Ode al pigiama

Pigiama io ti amo e non posso continuare a mentire!

Questo dovrebbe essere un “fashion blog” quindi io  “fashion blogger”dovrei:

girare senza calze e con tacco 15 anche con la neve,

 avere un cane fashionissimo (Platone, mi spiace, ma diciamocelo: i barboncini sono ormai superati) da portare in giro con me in borsetta (se provassi a mettere Platone in borsa, lui, prima ci piscia e poi me la sbrana, ma questo solo perché non è fashion),

sapermi fare le foto allo specchio senza che mi esca il doppio mento o che mi venga la faccia di chi ha “passato un guaio nero”,

uscire di casa sempre truccata, anche per andare a fare la spesa al super (la spesa al super è consentita vero?
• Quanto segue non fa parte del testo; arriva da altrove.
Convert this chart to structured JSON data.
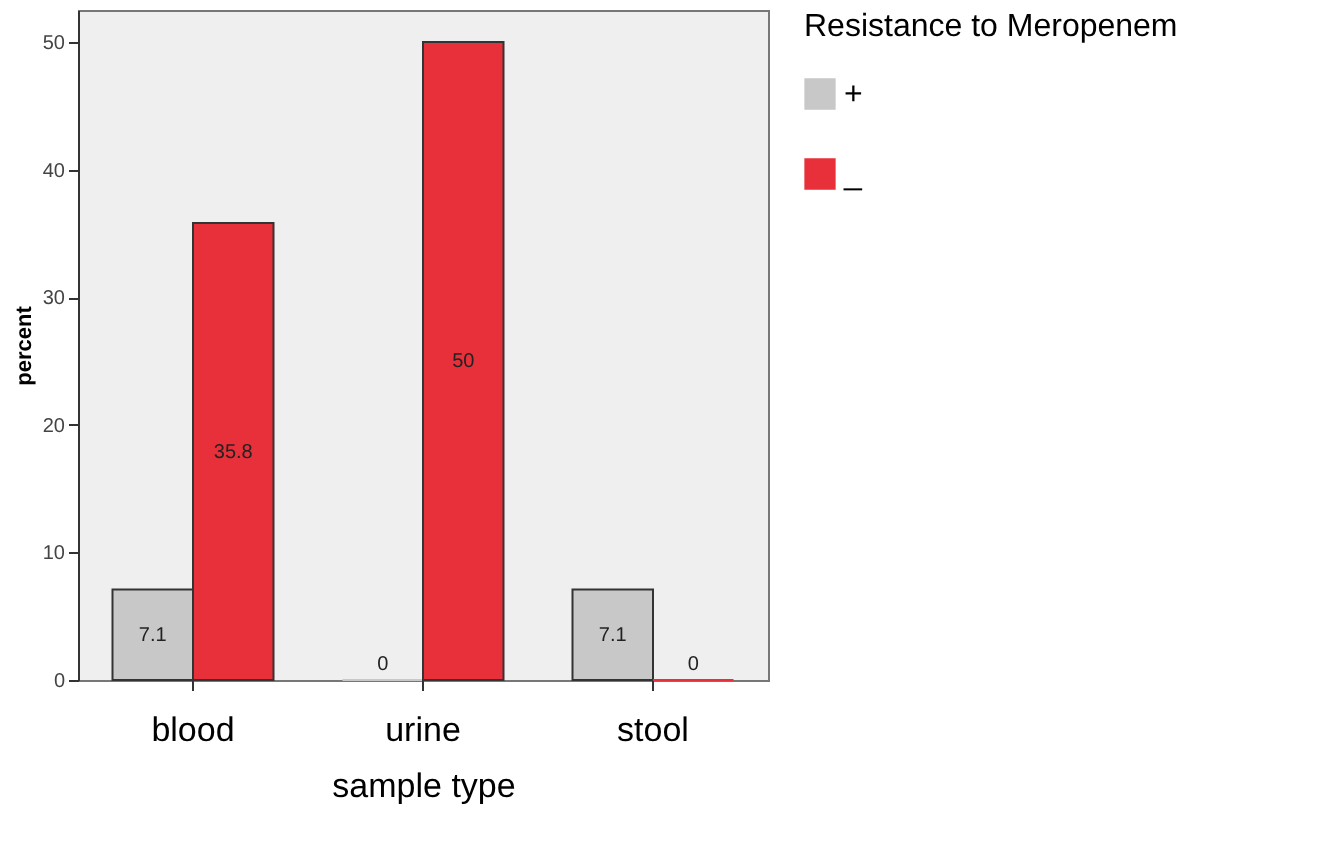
{
  "chart_data": {
    "type": "bar",
    "xlabel": "sample type",
    "ylabel": "percent",
    "legend_title": "Resistance to Meropenem",
    "categories": [
      "blood",
      "urine",
      "stool"
    ],
    "series": [
      {
        "name": "+",
        "color": "#c8c8c8",
        "values": [
          7.1,
          0,
          7.1
        ]
      },
      {
        "name": "_",
        "color": "#e8303a",
        "values": [
          35.8,
          50,
          0
        ]
      }
    ],
    "ylim": [
      0,
      52.5
    ],
    "yticks": [
      0,
      10,
      20,
      30,
      40,
      50
    ],
    "grid": false,
    "legend": "right",
    "data_labels": true
  }
}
Mi pare di aver visto anche la Olivia Palermo intenta a spinger carrelli, pieni di sola insalata e cibi sani ovviamente),

 avere un ragazzo super figo ( il mio lo è ai miei occhi) che mi segue sempre, che mi accompagna ovunque, che non sbuffa quando faccio shopping per ore e che mi scatta foto manco fosse Fabrizio Corona ai tempi della fedina penale pulita (ha mai avuto la fedina penale pulita il Corona?).

Non solo mancano questi ingredienti base ma , in più, sto per fare una rivelazione “pesante”; dopo aver letto potete bannarmi a vita dalle vostre letture virtuali, capirò e non vi porterò rancore!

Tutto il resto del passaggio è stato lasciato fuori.